Medical care is also a prominent issue, with detainees enduring extreme delays and sometimes denial of medical assistance, even for life threatening conditions. Mental health issues are also a major problem, with self-harm and suicide attempts being disturbingly prevalent. A 23-year-old Iranian man died in May after setting himself on fire, and a woman did the same a week later but survived. Many other detainees have expressed suicidal inclinations, with one 15-year-old girl saying that she had already tried to kill herself twice.
The abuse and poor living conditions of the Nauru centre have forced many detainees to make a terrible choice, as they are given little option but to accept or request a return to the countries they’ve fled, and where they face the persecution they tried to escape in the first place.
Australian law has also been introduced to restrict the freedom of speech of those working at the detention centres. People such as teachers, workers and doctors are prohibited from disclosing any information they may have acquired as part of their work.
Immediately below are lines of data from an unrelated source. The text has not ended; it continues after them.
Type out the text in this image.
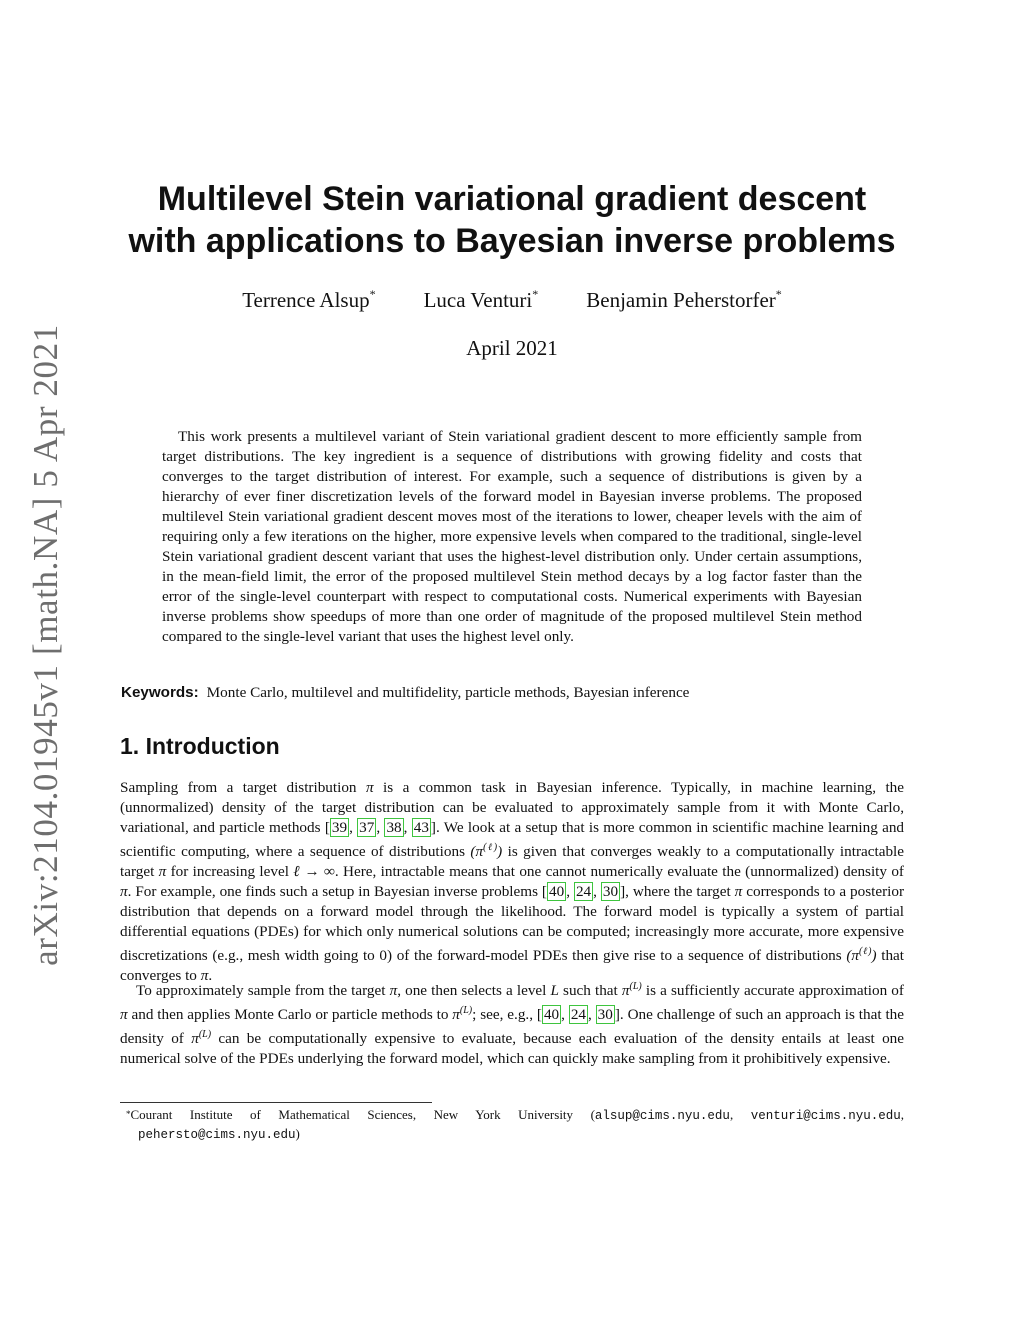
arXiv:2104.01945v1 [math.NA] 5 Apr 2021
Multilevel Stein variational gradient descent
with applications to Bayesian inverse problems
Terrence Alsup* Luca Venturi* Benjamin Peherstorfer*
April 2021

This work presents a multilevel variant of Stein variational gradient descent to more efficiently sample from target distributions. The key ingredient is a sequence of distributions with growing fidelity and costs that converges to the target distribution of interest. For example, such a sequence of distributions is given by a hierarchy of ever finer discretization levels of the forward model in Bayesian inverse problems. The proposed multilevel Stein variational gradient descent moves most of the iterations to lower, cheaper levels with the aim of requiring only a few iterations on the higher, more expensive levels when compared to the traditional, single-level Stein variational gradient descent variant that uses the highest-level distribution only. Under certain assumptions, in the mean-field limit, the error of the proposed multilevel Stein method decays by a log factor faster than the error of the single-level counterpart with respect to computational costs. Numerical experiments with Bayesian inverse problems show speedups of more than one order of magnitude of the proposed multilevel Stein method compared to the single-level variant that uses the highest level only.

Keywords: Monte Carlo, multilevel and multifidelity, particle methods, Bayesian inference
1. Introduction

Sampling from a target distribution π is a common task in Bayesian inference. Typically, in machine learning, the (unnormalized) density of the target distribution can be evaluated to approximately sample from it with Monte Carlo, variational, and particle methods [ 39 , 37 , 38 , 43 ]. We look at a setup that is more common in scientific machine learning and scientific computing, where a sequence of distributions $(\pi^{(\ell)})$ is given that converges weakly to a computationally intractable target π for increasing level ℓ → ∞. Here, intractable means that one cannot numerically evaluate the (unnormalized) density of π. For example, one finds such a setup in Bayesian inverse problems [ 40 , 24 , 30 ], where the target π corresponds to a posterior distribution that depends on a forward model through the likelihood. The forward model is typically a system of partial differential equations (PDEs) for which only numerical solutions can be computed; increasingly more accurate, more expensive discretizations (e.g., mesh width going to 0) of the forward-model PDEs then give rise to a sequence of distributions $(\pi^{(\ell)})$ that converges to π.

To approximately sample from the target π, one then selects a level L such that $\pi^{(L)}$ is a sufficiently accurate approximation of π and then applies Monte Carlo or particle methods to $\pi^{(L)}$; see, e.g., [ 40 , 24 , 30 ]. One challenge of such an approach is that the density of $\pi^{(L)}$ can be computationally expensive to evaluate, because each evaluation of the density entails at least one numerical solve of the PDEs underlying the forward model, which can quickly make sampling from it prohibitively expensive.

*Courant Institute of Mathematical Sciences, New York University (alsup@cims.nyu.edu, venturi@cims.nyu.edu, pehersto@cims.nyu.edu)
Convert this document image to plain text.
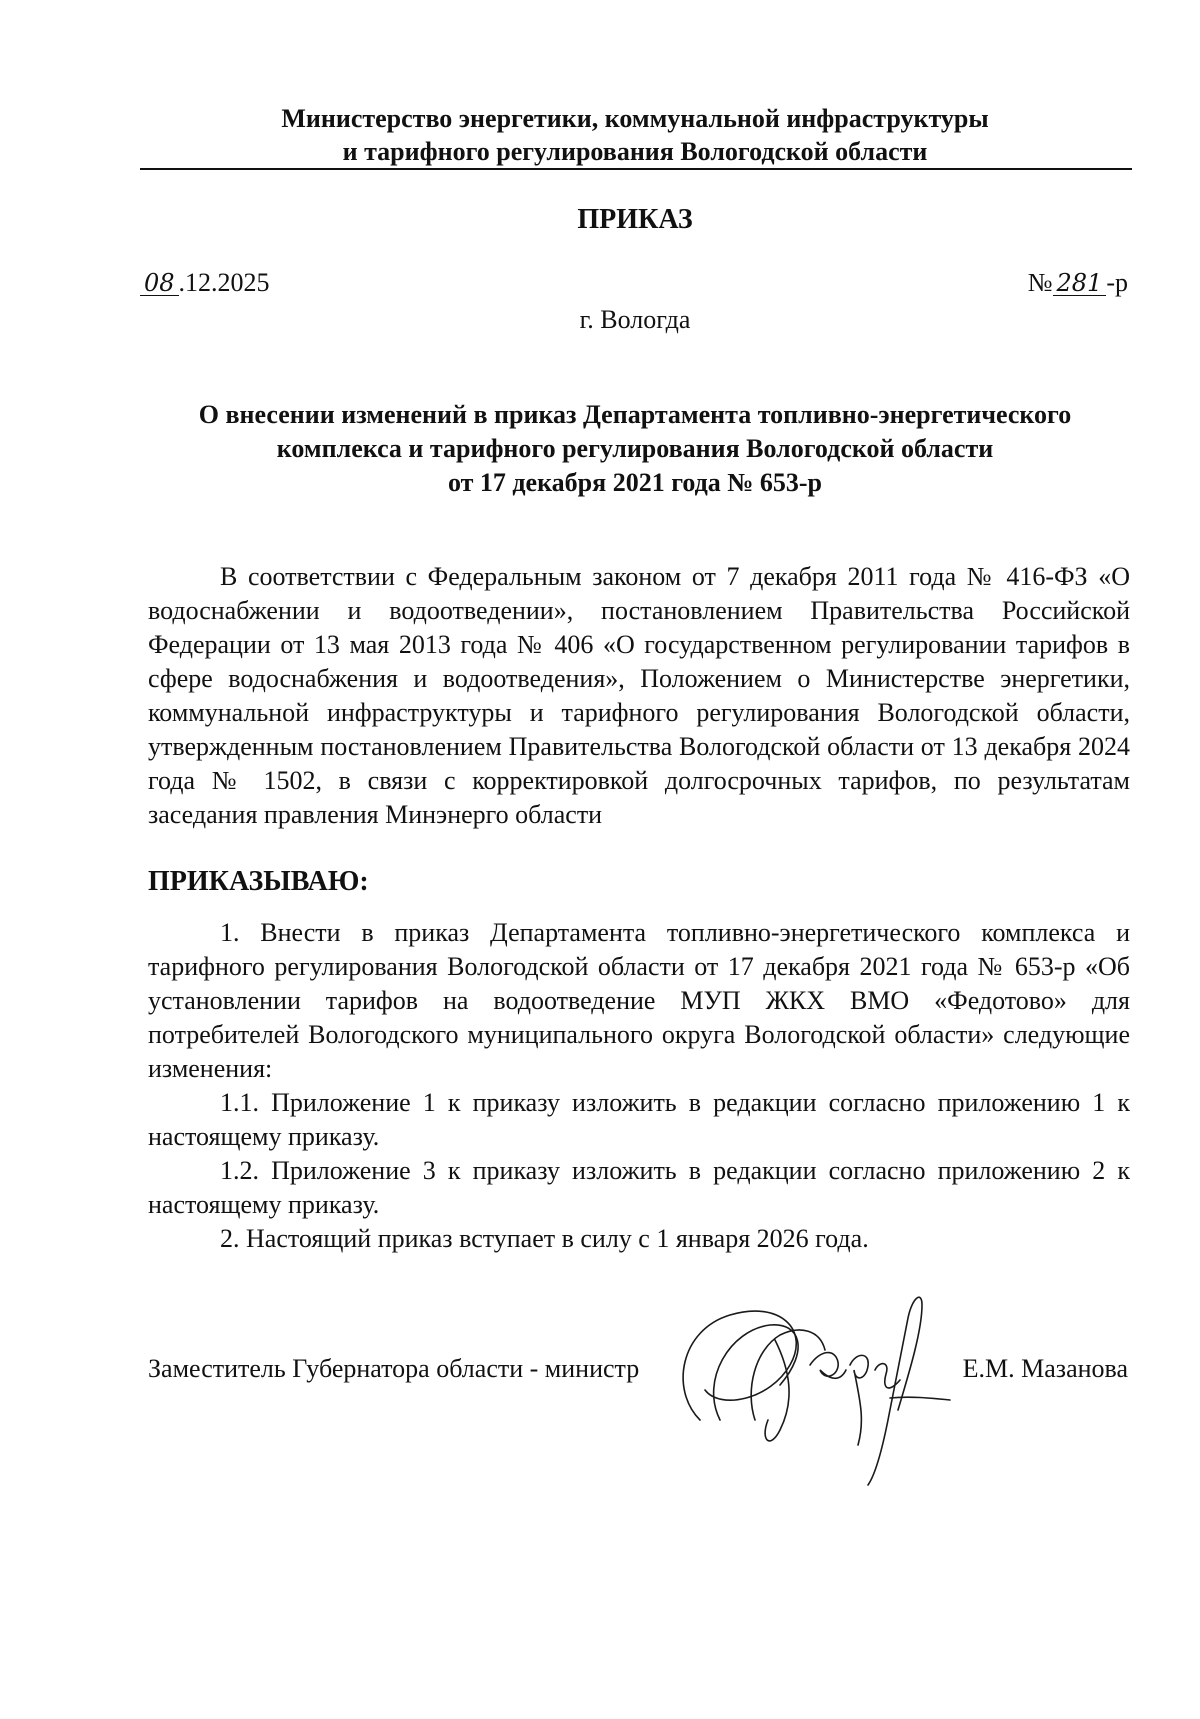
Министерство энергетики, коммунальной инфраструктуры
и тарифного регулирования Вологодской области
ПРИКАЗ
08 .12.2025	№ 281 -р
г. Вологда
О внесении изменений в приказ Департамента топливно-энергетического
комплекса и тарифного регулирования Вологодской области
от 17 декабря 2021 года № 653-р
В соответствии с Федеральным законом от 7 декабря 2011 года № 416-ФЗ «О водоснабжении и водоотведении», постановлением Правительства Российской Федерации от 13 мая 2013 года № 406 «О государственном регулировании тарифов в сфере водоснабжения и водоотведения», Положением о Министерстве энергетики, коммунальной инфраструктуры и тарифного регулирования Вологодской области, утвержденным постановлением Правительства Вологодской области от 13 декабря 2024 года № 1502, в связи с корректировкой долгосрочных тарифов, по результатам заседания правления Минэнерго области
ПРИКАЗЫВАЮ:

1. Внести в приказ Департамента топливно-энергетического комплекса и тарифного регулирования Вологодской области от 17 декабря 2021 года № 653-р «Об установлении тарифов на водоотведение МУП ЖКХ ВМО «Федотово» для потребителей Вологодского муниципального округа Вологодской области» следующие изменения:

1.1. Приложение 1 к приказу изложить в редакции согласно приложению 1 к настоящему приказу.

1.2. Приложение 3 к приказу изложить в редакции согласно приложению 2 к настоящему приказу.

2. Настоящий приказ вступает в силу с 1 января 2026 года.

Заместитель Губернатора области - министр	Е.М. Мазанова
They are banned from disclosing any inhumane actions of the government at risk of facing criminal charges.
Stopping the influx of boats has additionally caused problems overseas, as many refugees are left stuck in transit in places like Indonesia. Refugees reach these places and are stopped from going any further. Stuck in limbo as they wait through the often years long refugee registration process, they face difficulty finding jobs and accommodation. Inside Story has reported that although refugees are allowed to live in the Indonesian community, many are turning themselves in to Indonesian detention centres reserved for those found in off limits areas like ports and transport hubs, just so they can have food and shelter. An October New York Times article said that while Australia’s policy of offshore detention has been largely successful in stopping the flow of boats from Indonesia, it has landed these refugees in “what amounts to cruel and indefinite detention.”
What should be done
The issue of “boat people” is not one that can easily be resolved, although there are some immediate steps that should be taken in order to improve the situations of those negatively affected by Australia’s policies.
Firstly, transparency should be promoted. Those working at detention centres should not be legally prevented from speaking out about human rights abuses and poor living conditions. The public should be made aware of the truth of what is going on, and the government should be open about it, allowing independent human rights monitors and other journalists access to the islands.
This transparency would hopefully also lead to better conditions in detention centres, as when the government’s actions are out in the open, it will become much harder to turn a blind eye to human rights abuse and poor treatment of detainees.
Medical treatment should also be heavily prioritised, with quicker response times, and serious cases being taken to Australia for treatment without the significant delays that are currently a major problem. Mental health care should be provided to the large number of detainees who have expressed signs of mental health issues.
The issue of “boat people” is a major one, and coming to a complete and humane solution is likely to take many years. Action can still be taken now and making positive progress, no matter how small at first, could really have a significant impact on those who are currently suffering under Australia’s refugee policy.